September 25, 2004


Romney's baaack, and with vengeance (Thomas Keane Jr., September 22, 2004, Boston Herald)

There's a ``be careful what you wish for'' aspect to the recent exploits of Gov. Mitt Romney [related, bio]. Mocked for his many absences from the state, he has returned with a vengeance, vowing to go all-out to defeat Democratic state reps and senators in November. Democrats, understandably, are cringing. Maybe he should have stayed away.

Many others are cringing as well. Mitt's a new kind of Massachusetts Republican: harsh, partisan and aggressive. We remember Bill Weld, Paul Cellucci and Jane Swift with affectionate nostalgia. Romney, on the other hand, looks more and more like, well, a Tom Delay - a take-no-prisoners kind of fellow who would just as soon kick sand in your face as build castles together. [...]

A recent Boston Globe poll suggested as much, with Romney's favorable rating falling from 61 percent in the spring to 54 percent today. That's not much of a drop, and it's hardly a surprise - is there any other state that has such a great animus against George W. Bush? Still, the governor's political team couldn't let it stand.

So Romney returned, vowing to wage war on Democratic incumbents. This has been a long-standing plan and, with 134 contested races (a 14-year high) and a promise to spend millions, it has put Democrats on edge. The talking points are familiar: rolling back the state income tax rate, pushing for structural reforms and beating up on the Democratic establishment, which means taking on Senate President Robert Travaglini and House Speaker Thomas Finneran.

In truth, I'm not sure Democratic incumbents should worry too much. Many have noted that the GOP candidates aren't, as a group, particularly strong, and Romney almost seems to be conceding in advance when he says it would be ``a victory'' to pick up even one seat. Still, facing a challenger is never a pleasant experience. Moreover, it is yet another sign that Romney is far different from the Republicans to which Massachusetts is accustomed.

To a degree, most of those who follow state politics keep trying to put Romney into the Weld box, thinking him another version of that genial governor's centrist politician. But Romney is the opposite. Despite campaigning against State House leaders, Weld worked effectively with them. That comity, legislators say, is now gone. There is little communication and little compromise. On both sides, politics have turned acrimonious.

All of which makes for some uncomfortable times. Yet as uncomfortable as it may be, Romney may be on to something. The old model - of GOP acquiescence to the Democratic hegemony - kept state Republicans on the sidelines, trading off real power for minor influence. Romney, plainly, is no longer willing to do that. Whether it's for reasons of national ambition, personal belief or mere tactics, he's adopted a new model, the confrontational approach so effectively used by national Republicans. He doesn't want compromises; he wants wins. And whether it's campaigning for Bush or governing the state day-to-day, the only way he wins is when Democrats lose.

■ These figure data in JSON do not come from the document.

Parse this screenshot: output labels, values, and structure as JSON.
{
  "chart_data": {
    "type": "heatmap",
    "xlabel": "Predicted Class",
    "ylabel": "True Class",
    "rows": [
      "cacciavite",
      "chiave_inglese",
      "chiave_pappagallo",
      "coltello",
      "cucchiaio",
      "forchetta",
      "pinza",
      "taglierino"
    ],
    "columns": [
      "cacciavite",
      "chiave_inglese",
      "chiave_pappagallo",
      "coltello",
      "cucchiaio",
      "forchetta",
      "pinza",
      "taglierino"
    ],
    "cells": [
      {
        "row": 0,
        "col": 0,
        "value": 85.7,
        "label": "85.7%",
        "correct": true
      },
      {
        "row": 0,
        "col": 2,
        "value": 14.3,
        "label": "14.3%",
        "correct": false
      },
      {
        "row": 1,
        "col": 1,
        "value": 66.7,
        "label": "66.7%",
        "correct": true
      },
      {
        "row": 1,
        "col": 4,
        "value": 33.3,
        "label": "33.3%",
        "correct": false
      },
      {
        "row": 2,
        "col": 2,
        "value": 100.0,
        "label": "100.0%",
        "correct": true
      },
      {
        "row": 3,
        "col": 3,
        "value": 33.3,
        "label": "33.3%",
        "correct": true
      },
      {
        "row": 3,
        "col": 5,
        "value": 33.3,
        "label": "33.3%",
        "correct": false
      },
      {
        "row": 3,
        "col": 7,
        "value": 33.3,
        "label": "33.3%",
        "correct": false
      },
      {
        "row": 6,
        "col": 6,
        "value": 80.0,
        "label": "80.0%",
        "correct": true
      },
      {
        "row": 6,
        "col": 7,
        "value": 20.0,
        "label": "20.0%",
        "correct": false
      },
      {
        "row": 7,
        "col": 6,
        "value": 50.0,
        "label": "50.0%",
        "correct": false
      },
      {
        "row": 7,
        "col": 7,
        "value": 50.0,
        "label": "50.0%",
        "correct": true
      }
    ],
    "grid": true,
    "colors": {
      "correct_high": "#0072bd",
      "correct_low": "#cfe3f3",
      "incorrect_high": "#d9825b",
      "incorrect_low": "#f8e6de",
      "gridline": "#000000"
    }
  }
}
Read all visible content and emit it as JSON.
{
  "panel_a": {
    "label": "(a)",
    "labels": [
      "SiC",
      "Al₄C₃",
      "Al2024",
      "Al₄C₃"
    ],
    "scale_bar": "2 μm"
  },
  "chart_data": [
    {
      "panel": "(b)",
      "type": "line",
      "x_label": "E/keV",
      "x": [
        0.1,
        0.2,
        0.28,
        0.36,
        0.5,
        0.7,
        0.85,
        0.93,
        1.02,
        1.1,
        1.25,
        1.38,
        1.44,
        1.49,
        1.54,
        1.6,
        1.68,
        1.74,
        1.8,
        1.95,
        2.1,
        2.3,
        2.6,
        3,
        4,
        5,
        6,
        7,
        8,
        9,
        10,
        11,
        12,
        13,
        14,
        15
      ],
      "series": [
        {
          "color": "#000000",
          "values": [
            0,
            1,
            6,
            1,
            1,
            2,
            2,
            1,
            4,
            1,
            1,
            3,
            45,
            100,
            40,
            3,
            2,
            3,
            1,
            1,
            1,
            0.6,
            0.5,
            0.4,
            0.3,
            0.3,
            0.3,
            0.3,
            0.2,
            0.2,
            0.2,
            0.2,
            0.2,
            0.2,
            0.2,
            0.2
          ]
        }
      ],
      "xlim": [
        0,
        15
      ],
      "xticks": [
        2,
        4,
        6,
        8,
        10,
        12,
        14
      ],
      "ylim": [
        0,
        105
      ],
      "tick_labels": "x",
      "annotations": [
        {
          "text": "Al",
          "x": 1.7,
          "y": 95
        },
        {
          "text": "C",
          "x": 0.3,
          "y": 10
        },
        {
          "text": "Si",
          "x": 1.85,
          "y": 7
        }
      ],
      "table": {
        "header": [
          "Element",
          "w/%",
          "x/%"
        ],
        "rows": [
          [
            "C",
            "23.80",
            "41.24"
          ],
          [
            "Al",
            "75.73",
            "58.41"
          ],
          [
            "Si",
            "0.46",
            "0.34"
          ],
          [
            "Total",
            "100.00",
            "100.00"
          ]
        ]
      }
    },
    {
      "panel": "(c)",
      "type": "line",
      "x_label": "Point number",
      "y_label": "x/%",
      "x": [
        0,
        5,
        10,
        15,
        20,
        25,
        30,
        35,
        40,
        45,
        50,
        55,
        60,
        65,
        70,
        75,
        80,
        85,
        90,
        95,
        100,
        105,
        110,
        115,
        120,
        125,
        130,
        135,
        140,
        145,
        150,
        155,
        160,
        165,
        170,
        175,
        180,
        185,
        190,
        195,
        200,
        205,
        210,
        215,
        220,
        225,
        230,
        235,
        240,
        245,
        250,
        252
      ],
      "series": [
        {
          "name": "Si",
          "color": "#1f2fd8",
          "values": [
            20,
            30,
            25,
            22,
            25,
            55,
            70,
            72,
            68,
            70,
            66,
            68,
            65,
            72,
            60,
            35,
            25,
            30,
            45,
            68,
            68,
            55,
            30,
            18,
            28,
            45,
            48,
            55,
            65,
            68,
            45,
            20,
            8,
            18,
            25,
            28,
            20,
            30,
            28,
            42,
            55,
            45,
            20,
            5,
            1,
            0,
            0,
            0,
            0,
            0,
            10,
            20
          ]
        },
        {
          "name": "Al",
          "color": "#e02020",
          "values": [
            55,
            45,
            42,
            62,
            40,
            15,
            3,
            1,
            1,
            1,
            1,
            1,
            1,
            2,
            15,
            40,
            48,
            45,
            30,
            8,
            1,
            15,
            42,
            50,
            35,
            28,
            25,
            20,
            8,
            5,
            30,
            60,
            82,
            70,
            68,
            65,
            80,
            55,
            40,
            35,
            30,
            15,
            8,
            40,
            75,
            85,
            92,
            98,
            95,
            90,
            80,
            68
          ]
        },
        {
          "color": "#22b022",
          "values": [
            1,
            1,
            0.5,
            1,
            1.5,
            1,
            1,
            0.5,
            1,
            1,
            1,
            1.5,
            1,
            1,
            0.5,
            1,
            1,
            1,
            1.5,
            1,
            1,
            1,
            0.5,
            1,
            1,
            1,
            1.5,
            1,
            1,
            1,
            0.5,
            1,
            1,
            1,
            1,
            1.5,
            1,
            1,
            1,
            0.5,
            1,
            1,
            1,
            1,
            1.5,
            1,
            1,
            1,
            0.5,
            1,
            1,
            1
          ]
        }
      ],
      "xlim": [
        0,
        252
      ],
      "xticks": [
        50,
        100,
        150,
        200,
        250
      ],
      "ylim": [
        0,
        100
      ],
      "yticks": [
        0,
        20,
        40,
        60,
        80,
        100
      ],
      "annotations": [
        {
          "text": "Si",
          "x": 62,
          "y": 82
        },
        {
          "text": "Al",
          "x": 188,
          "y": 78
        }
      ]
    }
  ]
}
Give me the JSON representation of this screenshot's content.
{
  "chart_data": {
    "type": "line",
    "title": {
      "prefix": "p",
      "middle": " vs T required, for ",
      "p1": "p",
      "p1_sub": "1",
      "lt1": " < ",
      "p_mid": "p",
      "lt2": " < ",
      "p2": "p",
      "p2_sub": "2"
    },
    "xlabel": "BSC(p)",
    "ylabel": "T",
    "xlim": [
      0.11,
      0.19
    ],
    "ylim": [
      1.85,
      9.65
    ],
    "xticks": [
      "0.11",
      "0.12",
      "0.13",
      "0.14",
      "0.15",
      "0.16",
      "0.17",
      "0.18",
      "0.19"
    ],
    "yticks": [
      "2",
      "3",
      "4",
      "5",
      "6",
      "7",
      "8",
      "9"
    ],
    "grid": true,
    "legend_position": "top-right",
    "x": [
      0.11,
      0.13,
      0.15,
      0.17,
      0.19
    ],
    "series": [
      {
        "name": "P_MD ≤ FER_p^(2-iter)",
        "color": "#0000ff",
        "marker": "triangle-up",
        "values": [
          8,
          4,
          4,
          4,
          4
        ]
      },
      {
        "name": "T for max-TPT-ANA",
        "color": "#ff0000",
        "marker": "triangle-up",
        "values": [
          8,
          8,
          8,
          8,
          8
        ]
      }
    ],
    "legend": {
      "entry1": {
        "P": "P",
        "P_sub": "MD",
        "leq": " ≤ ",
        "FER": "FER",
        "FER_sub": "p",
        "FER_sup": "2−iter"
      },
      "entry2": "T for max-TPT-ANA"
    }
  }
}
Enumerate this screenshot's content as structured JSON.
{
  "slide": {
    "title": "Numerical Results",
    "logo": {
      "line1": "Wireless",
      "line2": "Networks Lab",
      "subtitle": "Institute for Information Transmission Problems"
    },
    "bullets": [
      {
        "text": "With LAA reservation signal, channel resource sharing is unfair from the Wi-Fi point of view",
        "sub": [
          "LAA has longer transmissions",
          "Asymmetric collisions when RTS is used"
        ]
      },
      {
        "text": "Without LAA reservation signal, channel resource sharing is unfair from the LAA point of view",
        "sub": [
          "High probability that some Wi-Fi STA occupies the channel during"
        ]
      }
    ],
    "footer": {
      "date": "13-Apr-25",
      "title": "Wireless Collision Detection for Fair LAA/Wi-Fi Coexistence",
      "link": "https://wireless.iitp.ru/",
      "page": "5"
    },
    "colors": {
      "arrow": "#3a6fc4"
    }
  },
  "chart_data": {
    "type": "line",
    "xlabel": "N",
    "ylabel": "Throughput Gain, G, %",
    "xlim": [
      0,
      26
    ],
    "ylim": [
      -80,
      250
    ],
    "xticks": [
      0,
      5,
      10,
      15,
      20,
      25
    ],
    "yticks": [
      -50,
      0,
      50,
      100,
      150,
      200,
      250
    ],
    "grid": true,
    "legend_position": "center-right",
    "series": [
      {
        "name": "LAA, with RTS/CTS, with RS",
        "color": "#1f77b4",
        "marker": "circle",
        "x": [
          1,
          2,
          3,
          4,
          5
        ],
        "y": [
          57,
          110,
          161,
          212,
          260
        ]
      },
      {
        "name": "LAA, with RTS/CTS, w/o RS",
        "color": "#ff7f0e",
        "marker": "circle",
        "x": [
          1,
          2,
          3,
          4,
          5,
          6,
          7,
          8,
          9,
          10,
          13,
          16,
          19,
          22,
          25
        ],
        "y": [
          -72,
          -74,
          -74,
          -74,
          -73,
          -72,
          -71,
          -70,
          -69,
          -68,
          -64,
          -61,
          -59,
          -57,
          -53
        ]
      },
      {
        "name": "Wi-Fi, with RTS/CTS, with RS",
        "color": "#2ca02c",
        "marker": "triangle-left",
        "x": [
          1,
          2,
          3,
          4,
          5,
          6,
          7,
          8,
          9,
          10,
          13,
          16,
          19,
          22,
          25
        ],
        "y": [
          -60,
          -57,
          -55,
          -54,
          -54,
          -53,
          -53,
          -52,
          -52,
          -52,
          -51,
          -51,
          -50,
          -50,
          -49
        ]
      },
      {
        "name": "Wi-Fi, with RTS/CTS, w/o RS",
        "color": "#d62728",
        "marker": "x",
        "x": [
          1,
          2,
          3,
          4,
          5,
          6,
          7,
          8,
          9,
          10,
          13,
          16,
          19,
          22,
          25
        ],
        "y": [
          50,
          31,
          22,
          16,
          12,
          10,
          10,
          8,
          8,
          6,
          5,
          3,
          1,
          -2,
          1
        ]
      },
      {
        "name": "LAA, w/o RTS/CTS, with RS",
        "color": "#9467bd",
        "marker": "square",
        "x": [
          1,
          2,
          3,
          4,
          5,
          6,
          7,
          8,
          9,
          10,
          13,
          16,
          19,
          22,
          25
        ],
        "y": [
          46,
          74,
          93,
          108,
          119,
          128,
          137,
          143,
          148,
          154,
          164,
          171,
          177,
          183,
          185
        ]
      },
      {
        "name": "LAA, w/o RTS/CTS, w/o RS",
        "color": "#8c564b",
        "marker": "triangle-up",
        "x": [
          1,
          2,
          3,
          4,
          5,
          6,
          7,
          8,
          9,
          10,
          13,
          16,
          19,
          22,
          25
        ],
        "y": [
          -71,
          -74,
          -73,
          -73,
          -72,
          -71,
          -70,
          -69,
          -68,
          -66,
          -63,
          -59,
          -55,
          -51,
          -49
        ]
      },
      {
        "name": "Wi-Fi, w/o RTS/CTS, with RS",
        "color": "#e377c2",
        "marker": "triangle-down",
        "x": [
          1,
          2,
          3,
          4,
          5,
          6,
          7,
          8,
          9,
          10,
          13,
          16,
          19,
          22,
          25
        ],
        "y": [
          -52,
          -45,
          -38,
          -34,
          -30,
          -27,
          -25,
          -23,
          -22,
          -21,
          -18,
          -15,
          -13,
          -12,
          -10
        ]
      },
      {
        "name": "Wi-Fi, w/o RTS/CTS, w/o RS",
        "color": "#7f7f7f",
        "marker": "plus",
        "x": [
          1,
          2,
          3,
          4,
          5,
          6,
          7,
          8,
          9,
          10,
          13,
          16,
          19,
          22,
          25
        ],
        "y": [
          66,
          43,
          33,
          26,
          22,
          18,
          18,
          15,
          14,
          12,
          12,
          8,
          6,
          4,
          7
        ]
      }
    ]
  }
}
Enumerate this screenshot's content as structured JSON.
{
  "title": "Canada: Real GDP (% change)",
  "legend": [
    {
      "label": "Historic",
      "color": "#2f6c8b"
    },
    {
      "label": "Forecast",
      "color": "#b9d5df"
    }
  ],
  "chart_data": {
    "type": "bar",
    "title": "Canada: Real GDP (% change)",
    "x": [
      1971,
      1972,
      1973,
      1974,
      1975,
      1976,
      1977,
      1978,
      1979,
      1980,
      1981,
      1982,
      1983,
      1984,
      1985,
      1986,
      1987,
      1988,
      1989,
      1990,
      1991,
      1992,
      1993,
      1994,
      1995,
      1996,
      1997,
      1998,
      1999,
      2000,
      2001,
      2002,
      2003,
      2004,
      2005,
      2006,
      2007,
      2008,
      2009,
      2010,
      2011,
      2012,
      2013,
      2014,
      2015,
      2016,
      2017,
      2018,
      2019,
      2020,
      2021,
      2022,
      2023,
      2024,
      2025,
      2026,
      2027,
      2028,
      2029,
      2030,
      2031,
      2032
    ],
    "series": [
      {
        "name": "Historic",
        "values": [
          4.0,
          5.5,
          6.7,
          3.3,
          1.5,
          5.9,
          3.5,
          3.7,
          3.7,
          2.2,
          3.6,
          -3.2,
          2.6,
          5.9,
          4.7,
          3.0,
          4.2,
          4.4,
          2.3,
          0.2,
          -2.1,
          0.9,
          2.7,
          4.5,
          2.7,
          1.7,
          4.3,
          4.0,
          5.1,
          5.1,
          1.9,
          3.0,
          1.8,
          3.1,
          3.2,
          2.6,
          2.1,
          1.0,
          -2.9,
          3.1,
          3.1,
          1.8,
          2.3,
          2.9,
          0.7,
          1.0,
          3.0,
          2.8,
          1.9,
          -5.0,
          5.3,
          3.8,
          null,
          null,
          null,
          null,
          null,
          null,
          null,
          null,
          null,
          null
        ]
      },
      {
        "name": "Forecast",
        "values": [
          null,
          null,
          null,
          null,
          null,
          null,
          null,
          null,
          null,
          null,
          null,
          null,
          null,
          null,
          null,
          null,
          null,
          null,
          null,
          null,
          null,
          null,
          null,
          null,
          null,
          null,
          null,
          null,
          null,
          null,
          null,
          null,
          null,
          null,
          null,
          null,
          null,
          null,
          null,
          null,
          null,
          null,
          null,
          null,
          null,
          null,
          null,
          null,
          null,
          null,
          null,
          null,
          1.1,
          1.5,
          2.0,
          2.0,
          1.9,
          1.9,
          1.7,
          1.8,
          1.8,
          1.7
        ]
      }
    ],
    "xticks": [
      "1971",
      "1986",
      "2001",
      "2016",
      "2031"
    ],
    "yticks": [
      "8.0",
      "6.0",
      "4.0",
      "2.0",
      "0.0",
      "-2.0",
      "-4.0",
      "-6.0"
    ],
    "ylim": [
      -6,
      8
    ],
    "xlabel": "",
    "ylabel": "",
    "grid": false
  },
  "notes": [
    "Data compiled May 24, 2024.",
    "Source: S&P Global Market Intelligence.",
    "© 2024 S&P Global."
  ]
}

MA Democrats much preferred guys like Bill Weld who even John Kerry could beat. EWhat seems most significant here is that if you accepot the premises of the essay then 54% of MA voters approve of a more hard-edged Republican conservatism. The column, even down to its headline, reminds of the recently cited polling on Arnold Schwarzenegger that shows him maintaining his popularity even as he comes to be seen as a partisan Republican.

Posted by Orrin Judd at September 25, 2004 5:44 PM

A minority party can go down the Robert Michel path, on the way to permanent minority status, or get behind a strategy led by the likes of Newt Gingrich, which offers hope of victory. Looks like Romney is channeling Newt.

Posted by: Fred Jacobsen (San Fran) at September 25, 2004 6:57 PM

Mr. Judd;

Truly my heart bleeds for the Democratic Party candidates who will suffer the unpleasantness of actually facing a challenger. I guess that's what the author means by "hard-edged Republicanism".

Posted by: Annoying Old Guy at September 25, 2004 9:31 PM

Ohh, they're answering us back!
How mean, how rude!

Posted by: Sandy P at September 26, 2004 12:07 AM

I actually think the suburban Republican
strongholds are starting to gel (I'm not talking
Wellesley + Newton), I'm talking Worcestor County and points west. Romney should ride this
wave and differentiate the battles they can win
from those they cannot. The Dem machine will
rule the cities because they are minority and
fruitcake strongholds. The Rebublicans should
have a long-term strategy to take everything west of Framingham and North of Salem.